If 'option' can contain 'one', 'two', or 'three', you could do

如果 'option' 可以包含 'one'、'two' 或 'three'，你可以这样做

def handle_one():
  do_stuff

def handle_two():
  do_stuff

def handle_three():
  do_stuff


{'one': handle_one, 
 'two': handle_two, 
 'three': handle_three}[option]()

This is the first thing that comes to my mind:

这是我想到的第一件事：

Instead of doing this:

而不是这样做：

if option1:
    a = 1
elif oprtion2:
    a = 2
elif oprtion3:
    a = 3
else:
    a = 0

You can do this:

你可以这样做：

a = 1 if option1 else 2 if option 2 else 3 if option3 else 0

For more detail, see: PEP 308: Conditional Expressions!

有关更多详细信息，请参阅：PEP 308：条件表达式！

I'm guessing you're starting Python scripting with a background somewhere else, where a switchstatement would solve your question. As that's not an option in Python, you're looking for another way to do things.

我猜你是从其他地方的背景开始 Python 脚本编写的，在那里一个switch语句可以解决你的问题。由于这不是 Python 中的一个选项，您正在寻找另一种做事的方式。

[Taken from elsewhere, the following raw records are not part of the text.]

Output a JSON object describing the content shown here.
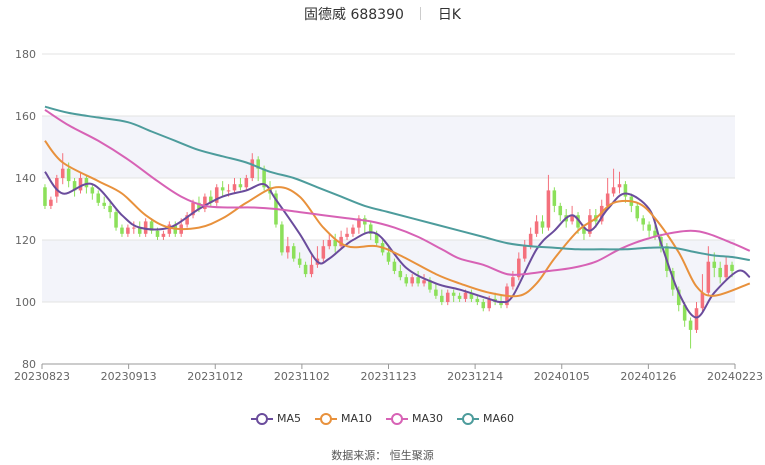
{
  "header": {
    "name_code": "固德威 688390",
    "period": "日K"
  },
  "source": "数据来源： 恒生聚源",
  "chart_data": {
    "type": "candlestick",
    "ylim": [
      80,
      180
    ],
    "yticks": [
      80,
      100,
      120,
      140,
      160,
      180
    ],
    "xticks": [
      "20230823",
      "20230913",
      "20231012",
      "20231102",
      "20231123",
      "20231214",
      "20240105",
      "20240126",
      "20240223"
    ],
    "colors": {
      "up": "#f4707c",
      "down": "#8ce05a",
      "MA5": "#6a4c9c",
      "MA10": "#e8913c",
      "MA30": "#d762b5",
      "MA60": "#4d9c9c"
    },
    "candles": [
      [
        137,
        131,
        138,
        130
      ],
      [
        131,
        133,
        134,
        130
      ],
      [
        134,
        140,
        141,
        132
      ],
      [
        140,
        143,
        148,
        138
      ],
      [
        143,
        139,
        145,
        137
      ],
      [
        139,
        136,
        140,
        134
      ],
      [
        136,
        140,
        142,
        135
      ],
      [
        140,
        137,
        141,
        135
      ],
      [
        137,
        135,
        138,
        133
      ],
      [
        135,
        132,
        136,
        131
      ],
      [
        132,
        131,
        134,
        130
      ],
      [
        131,
        129,
        133,
        127
      ],
      [
        129,
        124,
        130,
        123
      ],
      [
        124,
        122,
        125,
        121
      ],
      [
        122,
        124,
        125,
        121
      ],
      [
        124,
        124,
        126,
        122
      ],
      [
        124,
        122,
        126,
        121
      ],
      [
        122,
        126,
        127,
        121
      ],
      [
        126,
        123,
        127,
        122
      ],
      [
        123,
        121,
        124,
        120
      ],
      [
        121,
        122,
        123,
        120
      ],
      [
        122,
        125,
        126,
        121
      ],
      [
        125,
        122,
        126,
        121
      ],
      [
        122,
        125,
        127,
        121
      ],
      [
        125,
        128,
        129,
        124
      ],
      [
        128,
        132,
        133,
        127
      ],
      [
        132,
        130,
        134,
        129
      ],
      [
        130,
        134,
        135,
        129
      ],
      [
        134,
        132,
        136,
        131
      ],
      [
        132,
        137,
        138,
        131
      ],
      [
        137,
        136,
        139,
        134
      ],
      [
        136,
        136,
        138,
        134
      ],
      [
        136,
        138,
        140,
        135
      ],
      [
        138,
        137,
        140,
        136
      ],
      [
        137,
        140,
        141,
        136
      ],
      [
        140,
        146,
        148,
        139
      ],
      [
        146,
        143,
        147,
        139
      ],
      [
        143,
        137,
        144,
        136
      ],
      [
        137,
        135,
        139,
        133
      ],
      [
        135,
        125,
        136,
        124
      ],
      [
        125,
        116,
        126,
        115
      ],
      [
        116,
        118,
        121,
        114
      ],
      [
        118,
        114,
        119,
        113
      ],
      [
        114,
        112,
        116,
        111
      ],
      [
        112,
        109,
        113,
        108
      ],
      [
        109,
        112,
        115,
        108
      ],
      [
        112,
        114,
        118,
        111
      ],
      [
        114,
        118,
        120,
        113
      ],
      [
        118,
        120,
        122,
        117
      ],
      [
        120,
        118,
        122,
        116
      ],
      [
        118,
        121,
        123,
        117
      ],
      [
        121,
        122,
        124,
        120
      ],
      [
        122,
        124,
        125,
        121
      ],
      [
        124,
        127,
        128,
        122
      ],
      [
        127,
        125,
        128,
        122
      ],
      [
        125,
        122,
        126,
        120
      ],
      [
        122,
        119,
        123,
        118
      ],
      [
        119,
        116,
        120,
        115
      ],
      [
        116,
        113,
        118,
        112
      ],
      [
        113,
        110,
        114,
        109
      ],
      [
        110,
        108,
        112,
        107
      ],
      [
        108,
        106,
        109,
        105
      ],
      [
        106,
        108,
        109,
        105
      ],
      [
        108,
        106,
        110,
        105
      ],
      [
        106,
        107,
        109,
        105
      ],
      [
        107,
        104,
        108,
        103
      ],
      [
        104,
        102,
        106,
        101
      ],
      [
        102,
        100,
        104,
        99
      ],
      [
        100,
        103,
        104,
        99
      ],
      [
        103,
        102,
        104,
        100
      ],
      [
        102,
        101,
        103,
        100
      ],
      [
        101,
        103,
        104,
        100
      ],
      [
        103,
        101,
        104,
        100
      ],
      [
        101,
        100,
        102,
        99
      ],
      [
        100,
        98,
        101,
        97
      ],
      [
        98,
        101,
        102,
        97
      ],
      [
        101,
        100,
        103,
        99
      ],
      [
        100,
        99,
        102,
        98
      ],
      [
        99,
        105,
        106,
        98
      ],
      [
        105,
        108,
        110,
        104
      ],
      [
        108,
        114,
        116,
        107
      ],
      [
        114,
        118,
        120,
        113
      ],
      [
        118,
        122,
        124,
        117
      ],
      [
        122,
        126,
        128,
        121
      ],
      [
        126,
        124,
        128,
        122
      ],
      [
        124,
        136,
        141,
        123
      ],
      [
        136,
        131,
        137,
        129
      ],
      [
        131,
        128,
        132,
        126
      ],
      [
        128,
        126,
        130,
        124
      ],
      [
        126,
        128,
        131,
        125
      ],
      [
        128,
        124,
        129,
        122
      ],
      [
        124,
        122,
        125,
        120
      ],
      [
        122,
        128,
        130,
        121
      ],
      [
        128,
        126,
        130,
        124
      ],
      [
        126,
        131,
        133,
        125
      ],
      [
        131,
        135,
        140,
        130
      ],
      [
        135,
        137,
        143,
        134
      ],
      [
        137,
        138,
        142,
        135
      ],
      [
        138,
        134,
        139,
        132
      ],
      [
        134,
        131,
        135,
        129
      ],
      [
        131,
        127,
        132,
        126
      ],
      [
        127,
        125,
        128,
        123
      ],
      [
        125,
        123,
        126,
        121
      ],
      [
        123,
        121,
        125,
        120
      ],
      [
        121,
        118,
        122,
        116
      ],
      [
        118,
        110,
        119,
        108
      ],
      [
        110,
        104,
        111,
        102
      ],
      [
        104,
        99,
        105,
        97
      ],
      [
        99,
        94,
        100,
        92
      ],
      [
        94,
        91,
        95,
        85
      ],
      [
        91,
        98,
        100,
        90
      ],
      [
        98,
        103,
        109,
        97
      ],
      [
        103,
        113,
        118,
        102
      ],
      [
        113,
        111,
        116,
        108
      ],
      [
        111,
        108,
        113,
        106
      ],
      [
        108,
        112,
        115,
        107
      ],
      [
        112,
        110,
        113,
        108
      ]
    ],
    "series": [
      {
        "name": "MA5",
        "points": [
          [
            0,
            142
          ],
          [
            3,
            135
          ],
          [
            8,
            138
          ],
          [
            13,
            128
          ],
          [
            16,
            124
          ],
          [
            21,
            124
          ],
          [
            26,
            130
          ],
          [
            30,
            134
          ],
          [
            34,
            136
          ],
          [
            37,
            138
          ],
          [
            39,
            133
          ],
          [
            43,
            122
          ],
          [
            46,
            113
          ],
          [
            48,
            114
          ],
          [
            52,
            120
          ],
          [
            56,
            122
          ],
          [
            61,
            111
          ],
          [
            66,
            106
          ],
          [
            70,
            104
          ],
          [
            75,
            101
          ],
          [
            77,
            100
          ],
          [
            79,
            102
          ],
          [
            83,
            117
          ],
          [
            86,
            123
          ],
          [
            89,
            128
          ],
          [
            92,
            123
          ],
          [
            95,
            130
          ],
          [
            98,
            135
          ],
          [
            102,
            130
          ],
          [
            104,
            119
          ],
          [
            107,
            103
          ],
          [
            110,
            95
          ],
          [
            113,
            103
          ],
          [
            117,
            110
          ],
          [
            119,
            108
          ]
        ]
      },
      {
        "name": "MA10",
        "points": [
          [
            0,
            152
          ],
          [
            3,
            145
          ],
          [
            9,
            139
          ],
          [
            13,
            135
          ],
          [
            17,
            128
          ],
          [
            21,
            124
          ],
          [
            26,
            124
          ],
          [
            30,
            127
          ],
          [
            34,
            132
          ],
          [
            39,
            137
          ],
          [
            43,
            134
          ],
          [
            47,
            124
          ],
          [
            51,
            118
          ],
          [
            56,
            118
          ],
          [
            60,
            115
          ],
          [
            66,
            109
          ],
          [
            70,
            106
          ],
          [
            75,
            103
          ],
          [
            80,
            102
          ],
          [
            83,
            106
          ],
          [
            86,
            114
          ],
          [
            90,
            123
          ],
          [
            93,
            127
          ],
          [
            96,
            132
          ],
          [
            100,
            132
          ],
          [
            103,
            127
          ],
          [
            107,
            116
          ],
          [
            110,
            105
          ],
          [
            113,
            102
          ],
          [
            119,
            106
          ]
        ]
      },
      {
        "name": "MA30",
        "points": [
          [
            0,
            162
          ],
          [
            4,
            157
          ],
          [
            9,
            152
          ],
          [
            14,
            146
          ],
          [
            19,
            139
          ],
          [
            23,
            134
          ],
          [
            27,
            131
          ],
          [
            31,
            130.5
          ],
          [
            35,
            130.5
          ],
          [
            39,
            130
          ],
          [
            43,
            129
          ],
          [
            47,
            128
          ],
          [
            51,
            127
          ],
          [
            55,
            126
          ],
          [
            59,
            124
          ],
          [
            63,
            121
          ],
          [
            67,
            117
          ],
          [
            70,
            114
          ],
          [
            74,
            112
          ],
          [
            78,
            109
          ],
          [
            81,
            109
          ],
          [
            85,
            110
          ],
          [
            89,
            111
          ],
          [
            93,
            113
          ],
          [
            97,
            117
          ],
          [
            101,
            120
          ],
          [
            105,
            122
          ],
          [
            109,
            123
          ],
          [
            112,
            122
          ],
          [
            116,
            119
          ],
          [
            119,
            116.5
          ]
        ]
      },
      {
        "name": "MA60",
        "points": [
          [
            0,
            163
          ],
          [
            4,
            161
          ],
          [
            9,
            159.5
          ],
          [
            14,
            158
          ],
          [
            18,
            155
          ],
          [
            22,
            152
          ],
          [
            26,
            149
          ],
          [
            30,
            147
          ],
          [
            34,
            145
          ],
          [
            38,
            142
          ],
          [
            42,
            140
          ],
          [
            46,
            137
          ],
          [
            50,
            134
          ],
          [
            54,
            131
          ],
          [
            58,
            129
          ],
          [
            62,
            127
          ],
          [
            66,
            125
          ],
          [
            70,
            123
          ],
          [
            74,
            121
          ],
          [
            78,
            119
          ],
          [
            82,
            118
          ],
          [
            86,
            117.5
          ],
          [
            90,
            117
          ],
          [
            94,
            117
          ],
          [
            98,
            117
          ],
          [
            102,
            117.5
          ],
          [
            106,
            117.5
          ],
          [
            110,
            116
          ],
          [
            113,
            115
          ],
          [
            116,
            114.5
          ],
          [
            119,
            113.5
          ]
        ]
      }
    ]
  }
}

Without context, though, you can't really answer this question very well (there are far too many options).

但是，如果没有上下文，您就无法很好地回答这个问题（选项太多了）。

I'll throw in one (somewhat Pythonic) alternative:

我将提出一个（有点 Pythonic）替代方案：

Let's start with an example of where I think you're coming from.

让我们从一个我认为你来自哪里的例子开始。

def add_to_x (x):
    if x == 3:
        x += 2
    elif x == 4:
        x += 4
    elif x == 5:
        x += 5
    return x

Here's my alternative:

这是我的替代方案：

def add_to_x (x):
    vals = { 3 : 5  ,  4 : 8  ,  5 : 10 }
    return vals[x]

You can also look into lambdaswhich you can put into the dictionary structure I used.

您还可以查看可以放入我使用的字典结构中的lambda。

But again, as said, without context this may not be what you're looking for.

但是，如前所述，如果没有上下文，这可能不是您要查找的内容。